His secretary rushed to the open doorway, her eyes wide with panic.
Get out.
Damon roared, his chest heaving up and down as he struggled to pull air into his lungs.
He placed both hands flat on his desk, trying to force the violent rage down.
He remembered the summer night in the Hamptons three years ago.
He remembered how she had worn that red dress, how she had looked at him like a clever fox.
Now she thought she could just tear up the contract and walk away clean.
Damon hit the intercom button on his phone.
He ordered M. Black to find out exactly where Brook was going today.
Brook changed into a pair of practical jeans and a blazer.
She grabbed her bag, ready to head to the tech incubator in Brooklyn to start her new livestream project.
She walked out of her apartment building and stepped onto the sidewalk.
A massive black Range Rover suddenly swerved and parked aggressively, blocking her path entirely.
The tinted window rolled down.
Damon's face appeared, his features tight with a dark, suffocating anger.
Get in the car.
His voice was a harsh command that left no room for argument.
Brook stopped walking.
She stood three feet away from the heavy vehicle, her expression completely blank.
She looked at him the way she would look at a stranger asking for directions.

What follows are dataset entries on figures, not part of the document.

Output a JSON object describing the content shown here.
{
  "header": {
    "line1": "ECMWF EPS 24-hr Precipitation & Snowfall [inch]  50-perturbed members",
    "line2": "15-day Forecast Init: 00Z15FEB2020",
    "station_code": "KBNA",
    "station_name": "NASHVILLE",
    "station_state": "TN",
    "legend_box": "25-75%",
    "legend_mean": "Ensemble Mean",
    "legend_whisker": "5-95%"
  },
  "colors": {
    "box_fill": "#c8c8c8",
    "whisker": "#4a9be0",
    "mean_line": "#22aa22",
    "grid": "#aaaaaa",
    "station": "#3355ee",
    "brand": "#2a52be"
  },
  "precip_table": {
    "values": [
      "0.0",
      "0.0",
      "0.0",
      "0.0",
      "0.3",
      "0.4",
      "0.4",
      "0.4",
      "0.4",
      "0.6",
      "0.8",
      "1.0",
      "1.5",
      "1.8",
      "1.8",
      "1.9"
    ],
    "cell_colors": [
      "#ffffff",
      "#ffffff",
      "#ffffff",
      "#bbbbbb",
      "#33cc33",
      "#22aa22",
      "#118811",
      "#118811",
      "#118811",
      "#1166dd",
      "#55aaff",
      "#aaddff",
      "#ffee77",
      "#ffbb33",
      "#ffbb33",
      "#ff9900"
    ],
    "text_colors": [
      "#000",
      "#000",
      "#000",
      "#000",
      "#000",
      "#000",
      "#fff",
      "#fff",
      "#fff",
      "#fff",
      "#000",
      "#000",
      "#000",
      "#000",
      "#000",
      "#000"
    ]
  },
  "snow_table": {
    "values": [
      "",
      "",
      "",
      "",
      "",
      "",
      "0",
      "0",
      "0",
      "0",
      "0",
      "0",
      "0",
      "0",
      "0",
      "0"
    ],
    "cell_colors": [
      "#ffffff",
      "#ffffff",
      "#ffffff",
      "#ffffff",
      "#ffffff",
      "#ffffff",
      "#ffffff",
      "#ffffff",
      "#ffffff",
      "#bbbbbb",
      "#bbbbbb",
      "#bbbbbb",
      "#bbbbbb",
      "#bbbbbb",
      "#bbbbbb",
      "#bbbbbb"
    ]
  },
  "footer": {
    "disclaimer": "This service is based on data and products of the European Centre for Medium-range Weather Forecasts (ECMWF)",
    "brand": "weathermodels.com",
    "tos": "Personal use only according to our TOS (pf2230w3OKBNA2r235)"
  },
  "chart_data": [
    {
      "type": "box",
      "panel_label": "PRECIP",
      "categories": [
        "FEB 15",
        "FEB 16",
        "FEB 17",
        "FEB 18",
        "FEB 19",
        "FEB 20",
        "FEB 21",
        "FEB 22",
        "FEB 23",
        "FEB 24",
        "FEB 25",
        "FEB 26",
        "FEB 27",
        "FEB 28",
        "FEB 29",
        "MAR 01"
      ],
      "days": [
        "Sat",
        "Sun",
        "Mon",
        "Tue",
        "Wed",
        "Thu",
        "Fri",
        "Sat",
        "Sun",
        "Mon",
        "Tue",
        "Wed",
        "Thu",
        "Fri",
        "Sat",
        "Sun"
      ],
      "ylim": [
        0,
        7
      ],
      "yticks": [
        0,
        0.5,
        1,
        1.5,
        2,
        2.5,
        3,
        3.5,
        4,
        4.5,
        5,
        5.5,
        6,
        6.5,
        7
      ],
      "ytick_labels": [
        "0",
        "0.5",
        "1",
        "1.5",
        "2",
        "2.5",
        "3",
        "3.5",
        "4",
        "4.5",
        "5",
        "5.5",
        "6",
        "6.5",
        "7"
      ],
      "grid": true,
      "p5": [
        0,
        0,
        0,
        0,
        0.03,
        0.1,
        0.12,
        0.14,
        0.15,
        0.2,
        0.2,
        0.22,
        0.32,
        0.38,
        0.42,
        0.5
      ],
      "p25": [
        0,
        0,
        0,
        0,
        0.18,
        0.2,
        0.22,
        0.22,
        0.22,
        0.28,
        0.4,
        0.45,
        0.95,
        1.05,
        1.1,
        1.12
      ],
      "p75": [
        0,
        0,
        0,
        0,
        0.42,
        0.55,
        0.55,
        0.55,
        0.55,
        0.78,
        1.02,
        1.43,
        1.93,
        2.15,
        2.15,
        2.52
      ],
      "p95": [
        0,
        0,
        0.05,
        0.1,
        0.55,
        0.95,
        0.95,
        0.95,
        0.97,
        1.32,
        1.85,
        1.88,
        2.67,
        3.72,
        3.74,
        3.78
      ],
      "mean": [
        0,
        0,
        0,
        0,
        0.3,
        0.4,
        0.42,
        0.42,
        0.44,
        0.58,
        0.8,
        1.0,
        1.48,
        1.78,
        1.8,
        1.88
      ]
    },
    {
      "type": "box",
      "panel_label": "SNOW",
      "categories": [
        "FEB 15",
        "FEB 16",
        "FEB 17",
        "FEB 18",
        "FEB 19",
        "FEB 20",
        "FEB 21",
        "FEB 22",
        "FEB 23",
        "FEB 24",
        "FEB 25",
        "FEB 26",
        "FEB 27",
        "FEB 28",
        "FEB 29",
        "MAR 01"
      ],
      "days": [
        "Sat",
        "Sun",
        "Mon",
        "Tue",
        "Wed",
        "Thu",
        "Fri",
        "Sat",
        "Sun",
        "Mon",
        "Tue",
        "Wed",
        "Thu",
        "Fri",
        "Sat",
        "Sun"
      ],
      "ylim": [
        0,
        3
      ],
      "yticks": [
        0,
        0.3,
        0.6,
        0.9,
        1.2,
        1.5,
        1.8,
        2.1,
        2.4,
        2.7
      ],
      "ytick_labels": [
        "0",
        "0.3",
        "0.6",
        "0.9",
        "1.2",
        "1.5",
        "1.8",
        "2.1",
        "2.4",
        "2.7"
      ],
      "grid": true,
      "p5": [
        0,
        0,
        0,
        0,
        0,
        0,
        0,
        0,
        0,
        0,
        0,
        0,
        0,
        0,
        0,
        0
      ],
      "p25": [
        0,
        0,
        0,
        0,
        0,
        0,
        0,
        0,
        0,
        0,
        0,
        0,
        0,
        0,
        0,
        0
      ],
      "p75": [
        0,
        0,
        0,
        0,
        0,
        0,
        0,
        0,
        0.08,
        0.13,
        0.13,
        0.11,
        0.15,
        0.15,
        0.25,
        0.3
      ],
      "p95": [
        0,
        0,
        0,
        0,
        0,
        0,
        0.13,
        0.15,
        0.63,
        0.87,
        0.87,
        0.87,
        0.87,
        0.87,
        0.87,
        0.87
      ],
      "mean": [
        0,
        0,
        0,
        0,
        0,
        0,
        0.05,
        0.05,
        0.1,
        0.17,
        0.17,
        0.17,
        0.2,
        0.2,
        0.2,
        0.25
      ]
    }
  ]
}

She pulled her phone from her pocket and held it up.
If you take one step out of that car, I am calling the NYPD.
Her voice was steady, lacking any trace of the fear he expected to see.
The muscles in Damon's jaw jumped.
He stared at her, unable to believe she was actually threatening him with the police.
Brook did not wait for his response.
She turned on her heel and walked briskly toward the subway station.
She left the Wall Street tyrant sitting in his car in the middle of the busy street.
Damon watched her back disappear into the crowd.
He slammed both of his fists against the steering wheel.
A wild, obsessive need to possess her burned through his veins, hotter than before.